[MOBY-l] New MOBY application: "BioGraphNet: a distributed forum for heterogeneous biological networks"

Frank Gibbons fgibbons at hms.harvard.edu
Thu May 20 15:23:57 UTC 2004


Hey fellow MOBYers,

Below is an abstract I've submitted for BOSC (Bioinformatics Open Source 
Conference) and BioPathways, satellite conferences of ISMC/ECCB in Glasgow, 
Scotland this year. BioGraphNet is our 'sandbox' within the BioMOBY 
'playground', in which we're looking at ways to share and view biological 
networks.

At this point, Gabriel Berriz and I have a working prototype: a registered 
object for describing fairly generic pairwise interactions, half a dozen 
working services, and an application that runs in a web-browser to allow 
end-users to play with the interaction data. A key element of this is that 
anyone can make their data available at any time, and it will be discovered 
and included in the webpage displayed to users (bench biologists). There's 
no installation, no updating of databases. I'd appreciate your giving it a 
try (http://llama.med.harvard.edu/cgi/BioTrawler) and letting us know what 
you think. We're looking for feedback on a number of levels:

* Does the overall idea, (being able to view an interactive graphical 
display of your chosen data sources for your favorite genes), seem useful 
to you? What pitfalls do you see in the near or distant future?
* So far we've got correlated expression, synthetic lethality, homology, 
transcription-factor/target (known and predicted), as well as experimental 
protein-protein interaction results. What kinds of data would make it more 
useful?
* Do you have some data you'd like to share? We've developed tools to 
facilitate making data available as a MOBY service: drop a text file in the 
right place, enter the textual description of your service - BOOM, it's 
registered and available to the world. One goal of this project is to make 
it easy for people with data to put it out there.
* Anything else that strikes you....

We're really keen to get input on this, just reply to me: 
mailto:fgibbons at hms.harvard.edu

I'm looking forward to seeing some of you again in Glasgow!

-Frank Gibbons

--------------------------------------- ABSTRACT 
---------------------------------------

TITLE: BioGraphNet, a distributed forum for heterogeneous biological networks.
AUTHORS: Francis D. Gibbons, Gabriel F. Berriz, and Frederick P. Roth
Dept. of Biological Chemistry and Molecular Pharmacology, 250 Longwood 
Ave., Harvard Medical School, Boston MA 02115, USA

ABSTRACT:
Biological network information is increasingly abundant.  The combination 
of biological networks may be viewed as a multicolor graph, with each color 
representing a different gene-gene or protein-protein relationship, e.g., 
protein interaction, sequence homology, correlated expression, 
transcriptional regulation, genetic interaction (sensu synthetic 
lethality), or metabolic relationship.  Relationship types may be further 
stratified by type of evidence supporting the relationship, by 
directionality or by confidence measure.  Furthermore, each organism has 
its own collection of networks.  Although this information's complexity 
argues for its maintenance by distributed groups, much of its value is 
derived through network integration.

BioMOBY has established a 'playground' for distributed services.  We have 
developed a 'sandbox' within BioMOBY called BioGraphNet.  BioGraphNet is a 
common standard and collection of services for sharing distributed network 
information.  We now serve several network data types, and encourage others 
to participate, using the common standard objects we have registered in 
BioMOBY's ontology.

As an example application illustrating the use of BioGraphNet, we provide 
BioTrawler, a web-based biological network browser that dynamically 
discovers suitable distributed data sources within BioGraphNet, integrates 
those selected by the end-user 'just in time', and visualizes the graph 
neighboring a user-defined set of genes.

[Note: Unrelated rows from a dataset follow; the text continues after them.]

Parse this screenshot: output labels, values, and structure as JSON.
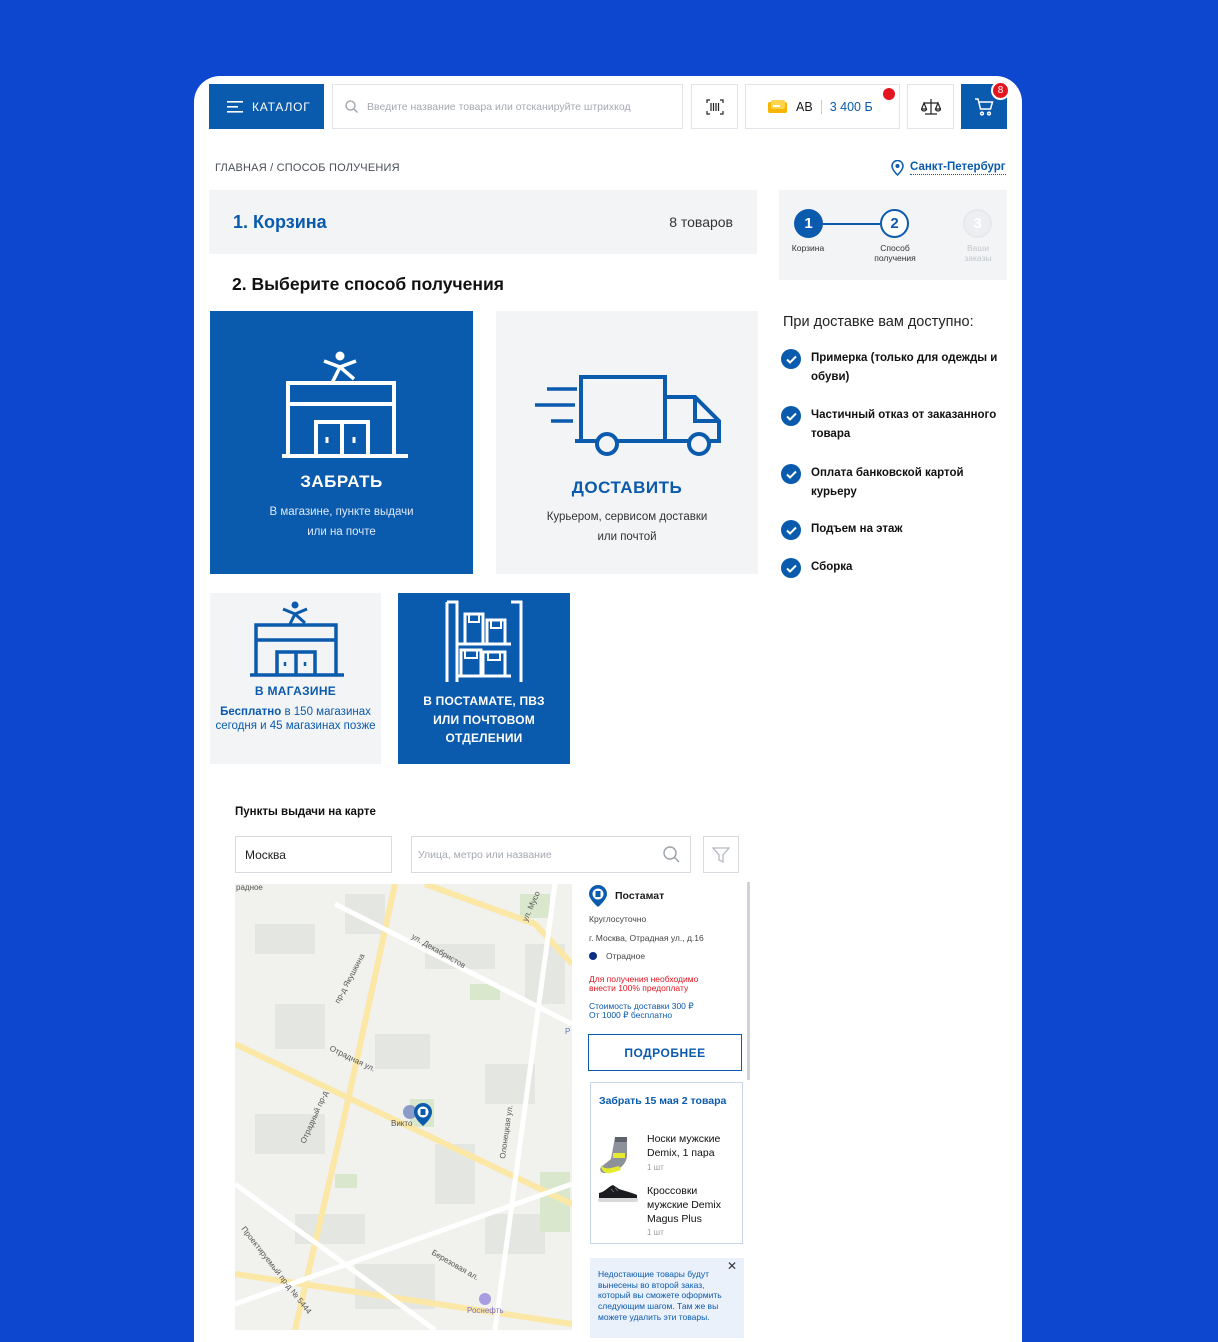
{
  "header": {
    "catalog_label": "КАТАЛОГ",
    "search_placeholder": "Введите название товара или отсканируйте штрихкод",
    "bonus_prefix": "АВ",
    "bonus_value": "3 400 Б",
    "cart_count": "8"
  },
  "breadcrumb": "ГЛАВНАЯ / СПОСОБ ПОЛУЧЕНИЯ",
  "city": "Санкт-Петербург",
  "cart_step": {
    "title": "1. Корзина",
    "count": "8 товаров"
  },
  "choose_title": "2. Выберите способ получения",
  "progress": {
    "steps": [
      {
        "num": "1",
        "label": "Корзина"
      },
      {
        "num": "2",
        "label": "Способ получения"
      },
      {
        "num": "3",
        "label": "Ваши заказы"
      }
    ]
  },
  "options": {
    "pickup": {
      "title": "ЗАБРАТЬ",
      "subtitle_1": "В магазине, пункте выдачи",
      "subtitle_2": "или на почте"
    },
    "delivery": {
      "title": "ДОСТАВИТЬ",
      "subtitle_1": "Курьером, сервисом доставки",
      "subtitle_2": "или почтой"
    }
  },
  "sub_options": {
    "in_store": {
      "title": "В МАГАЗИНЕ",
      "free": "Бесплатно",
      "text": " в 150 магазинах сегодня и 45 магазинах позже"
    },
    "postamat": {
      "title_1": "В ПОСТАМАТЕ, ПВЗ",
      "title_2": "ИЛИ ПОЧТОВОМ",
      "title_3": "ОТДЕЛЕНИИ"
    }
  },
  "benefits": {
    "heading": "При доставке вам доступно:",
    "items": [
      "Примерка (только для одежды и обуви)",
      "Частичный отказ от заказанного товара",
      "Оплата банковской картой курьеру",
      "Подъем на этаж",
      "Сборка"
    ]
  },
  "map_section": {
    "heading": "Пункты выдачи на карте",
    "city_value": "Москва",
    "street_placeholder": "Улица, метро или название",
    "streets": [
      "ул. Декабристов",
      "пр-д Якушкина",
      "Отрадная ул.",
      "Отрадный пр-д",
      "Олонецкая ул.",
      "Березовая ал.",
      "Проектируемый пр-д № 5444",
      "ул. Мусо",
      "радное",
      "Викто",
      "Роснефть",
      "Р"
    ]
  },
  "point": {
    "type": "Постамат",
    "hours": "Круглосуточно",
    "address": "г. Москва, Отрадная ул., д.16",
    "metro": "Отрадное",
    "prepay_1": "Для получения необходимо",
    "prepay_2": "внести 100% предоплату",
    "cost_1": "Стоимость доставки 300 ₽",
    "cost_2": "От 1000 ₽ бесплатно",
    "more_button": "ПОДРОБНЕЕ"
  },
  "order": {
    "title": "Забрать 15 мая 2 товара",
    "items": [
      {
        "name_1": "Носки мужские",
        "name_2": "Demix, 1 пара",
        "qty": "1 шт"
      },
      {
        "name_1": "Кроссовки",
        "name_2": "мужские Demix",
        "name_3": "Magus Plus",
        "qty": "1 шт"
      }
    ]
  },
  "note": "Недостающие товары будут вынесены во второй заказ, который вы сможете оформить следующим шагом. Там же вы можете удалить эти товары."
}
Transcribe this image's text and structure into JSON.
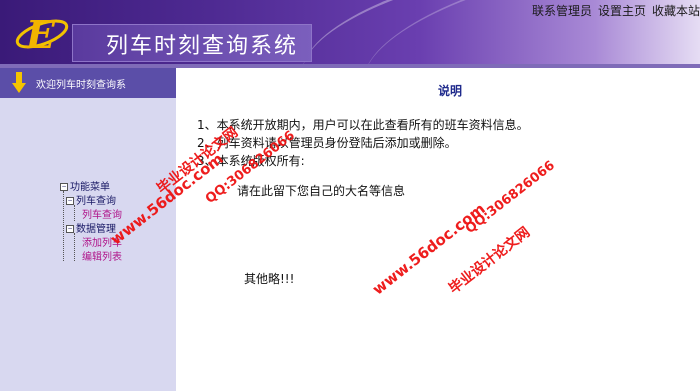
{
  "app": {
    "title": "列车时刻查询系统",
    "logo_letter": "E"
  },
  "toplinks": [
    "联系管理员",
    "设置主页",
    "收藏本站"
  ],
  "sidebar": {
    "header": "欢迎列车时刻查询系",
    "tree": {
      "root": "功能菜单",
      "groups": [
        {
          "label": "列车查询",
          "items": [
            "列车查询"
          ]
        },
        {
          "label": "数据管理",
          "items": [
            "添加列车",
            "编辑列表"
          ]
        }
      ]
    }
  },
  "main": {
    "heading": "说明",
    "lines": [
      "1、本系统开放期内，用户可以在此查看所有的班车资料信息。",
      "2、列车资料请以管理员身份登陆后添加或删除。",
      "3、本系统版权所有:",
      "请在此留下您自己的大名等信息",
      "其他略!!!"
    ]
  },
  "watermarks": [
    "毕业设计论文网",
    "www.56doc.com",
    "QQ:306826066"
  ],
  "colors": {
    "header_dark": "#3a1a78",
    "sidebar_bg": "#d8d8f0",
    "heading": "#1f2a8c",
    "watermark": "#ee1111",
    "tree_leaf": "#b0158a"
  }
}
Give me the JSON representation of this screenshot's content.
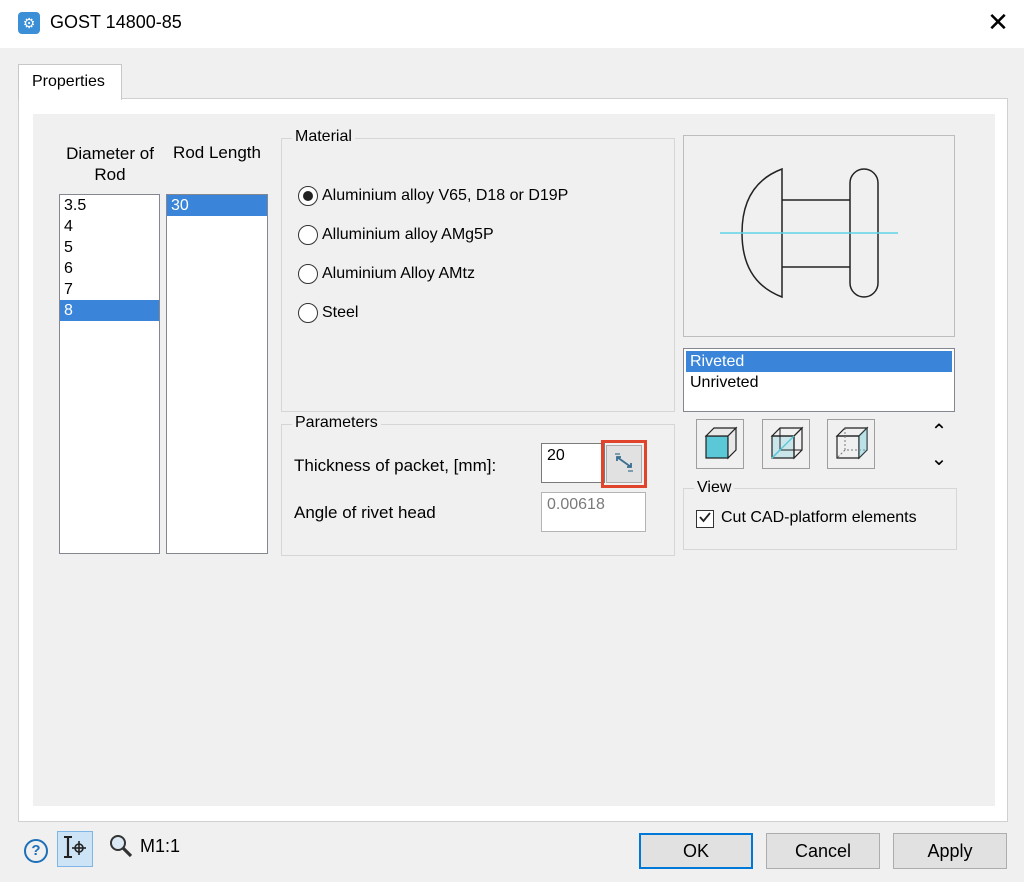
{
  "window": {
    "title": "GOST 14800-85",
    "icon": "gear-icon",
    "close_glyph": "✕"
  },
  "tabs": [
    {
      "label": "Properties",
      "active": true
    }
  ],
  "diameter": {
    "header": "Diameter of Rod",
    "items": [
      "3.5",
      "4",
      "5",
      "6",
      "7",
      "8"
    ],
    "selected": "8"
  },
  "rod_length": {
    "header": "Rod Length",
    "items": [
      "30"
    ],
    "selected": "30"
  },
  "material": {
    "legend": "Material",
    "options": [
      {
        "label": "Aluminium alloy V65, D18 or D19P",
        "checked": true
      },
      {
        "label": "Alluminium alloy AMg5P",
        "checked": false
      },
      {
        "label": "Aluminium Alloy AMtz",
        "checked": false
      },
      {
        "label": "Steel",
        "checked": false
      }
    ]
  },
  "parameters": {
    "legend": "Parameters",
    "thickness_label": "Thickness of packet, [mm]:",
    "thickness_value": "20",
    "measure_icon": "measure-distance-icon",
    "angle_label": "Angle of rivet head",
    "angle_value": "0.00618"
  },
  "rivet_state": {
    "items": [
      "Riveted",
      "Unriveted"
    ],
    "selected": "Riveted"
  },
  "view_modes": {
    "icons": [
      "solid-cube-icon",
      "transparent-cube-icon",
      "wireframe-cube-icon"
    ],
    "scroll_up_glyph": "⌃",
    "scroll_down_glyph": "⌄"
  },
  "view": {
    "legend": "View",
    "cut_label": "Cut CAD-platform elements",
    "cut_checked": true
  },
  "footer": {
    "help_glyph": "?",
    "scale_label": "M1:1",
    "ok": "OK",
    "cancel": "Cancel",
    "apply": "Apply"
  },
  "colors": {
    "selection": "#3a85d9",
    "highlight_border": "#e0442c",
    "preview_centerline": "#5fd3e6",
    "cube_face": "#5bc8d8"
  }
}
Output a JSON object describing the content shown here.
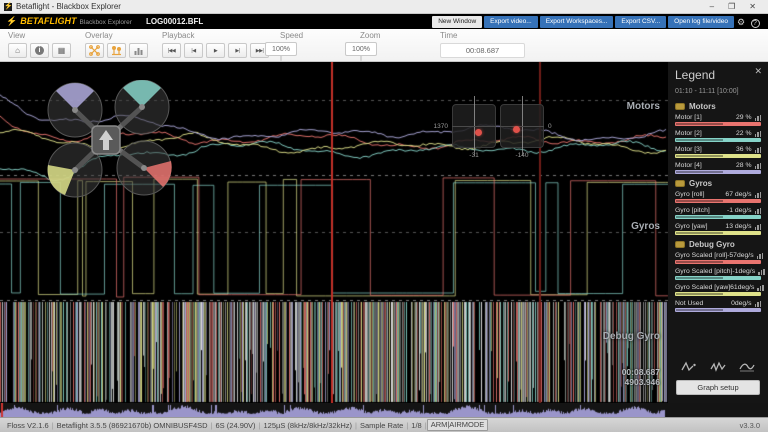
{
  "window": {
    "title": "Betaflight - Blackbox Explorer",
    "controls": {
      "minimize": "–",
      "maximize": "❐",
      "close": "✕"
    }
  },
  "appbar": {
    "brand": "BETAFLIGHT",
    "brand_sub": "Blackbox Explorer",
    "filename": "LOG00012.BFL",
    "buttons": [
      {
        "label": "New Window",
        "style": "light"
      },
      {
        "label": "Export video...",
        "style": "blue"
      },
      {
        "label": "Export Workspaces...",
        "style": "blue"
      },
      {
        "label": "Export CSV...",
        "style": "blue"
      },
      {
        "label": "Open log file/video",
        "style": "blue"
      }
    ]
  },
  "toolbar": {
    "view": {
      "label": "View",
      "home_icon": "⌂",
      "info_icon": "i",
      "table_icon": "▦"
    },
    "overlay": {
      "label": "Overlay"
    },
    "playback": {
      "label": "Playback",
      "symbols": [
        "|◀◀",
        "|◀",
        "▶",
        "▶|",
        "▶▶|"
      ]
    },
    "speed": {
      "label": "Speed",
      "value": "100%"
    },
    "zoom": {
      "label": "Zoom",
      "value": "100%"
    },
    "time": {
      "label": "Time",
      "value": "00:08.687"
    }
  },
  "chart": {
    "section_labels": [
      "Motors",
      "Gyros",
      "Debug Gyro"
    ],
    "cursor_time": "00:08.687",
    "cursor_frame": "4903.946",
    "sticks": {
      "left_value": "1370",
      "left_lower": "-31",
      "right_lower": "-140",
      "right_value": "0"
    },
    "colors": {
      "motor1": "#e9746f",
      "motor2": "#86d3c8",
      "motor3": "#dfe28a",
      "motor4": "#aeaadc",
      "cursor": "#c23128",
      "cursor_dim": "#6f1d18",
      "seek_wave": "#a9a3de"
    }
  },
  "legend": {
    "title": "Legend",
    "close_icon": "✕",
    "range": "01:10 - 11:11 [10:00]",
    "groups": [
      {
        "name": "Motors",
        "fields": [
          {
            "name": "Motor [1]",
            "value": "29 %",
            "color": "#e9746f"
          },
          {
            "name": "Motor [2]",
            "value": "22 %",
            "color": "#86d3c8"
          },
          {
            "name": "Motor [3]",
            "value": "36 %",
            "color": "#dfe28a"
          },
          {
            "name": "Motor [4]",
            "value": "28 %",
            "color": "#aeaadc"
          }
        ]
      },
      {
        "name": "Gyros",
        "fields": [
          {
            "name": "Gyro [roll]",
            "value": "67 deg/s",
            "color": "#e9746f"
          },
          {
            "name": "Gyro [pitch]",
            "value": "-1 deg/s",
            "color": "#86d3c8"
          },
          {
            "name": "Gyro [yaw]",
            "value": "13 deg/s",
            "color": "#dfe28a"
          }
        ]
      },
      {
        "name": "Debug Gyro",
        "fields": [
          {
            "name": "Gyro Scaled [roll]",
            "value": "-57deg/s",
            "color": "#e9746f"
          },
          {
            "name": "Gyro Scaled [pitch]",
            "value": "-1deg/s",
            "color": "#86d3c8"
          },
          {
            "name": "Gyro Scaled [yaw]",
            "value": "61deg/s",
            "color": "#dfe28a"
          },
          {
            "name": "Not Used",
            "value": "0deg/s",
            "color": "#aeaadc"
          }
        ]
      }
    ],
    "graph_setup_label": "Graph setup"
  },
  "statusbar": {
    "segments": [
      "Floss V2.1.6",
      "Betaflight 3.5.5 (86921670b) OMNIBUSF4SD",
      "6S (24.90V)",
      "125µS (8kHz/8kHz/32kHz)",
      "Sample Rate",
      "1/8",
      "ARM|AIRMODE"
    ],
    "version": "v3.3.0"
  }
}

Graph layout is handled by the 
open-source GraphViz package (modified to handle multiple edges between a 
pair of nodes). BioTrawler also exports graph representations in several 
commonly used formats (GIF by default, but also Pajek, Cytoscape, and PDF).

The combination of BioMOBY and BioGraphNet represents a distributed network 
annotation system analogous to the Distributed Annotation System (DAS) for 
sharing genome annotation.

LICENSING:
The object descriptions and service interfaces are already available to all 
BioMOBY users. We plan to release BioTrawler under the Artistic License.

URL: http://llama.med.harvard.edu/cgi/BioTrawler


PhD, Computational Biologist,
Harvard Medical School BCMP/SGM-322, 250 Longwood Ave, Boston MA 02115, USA.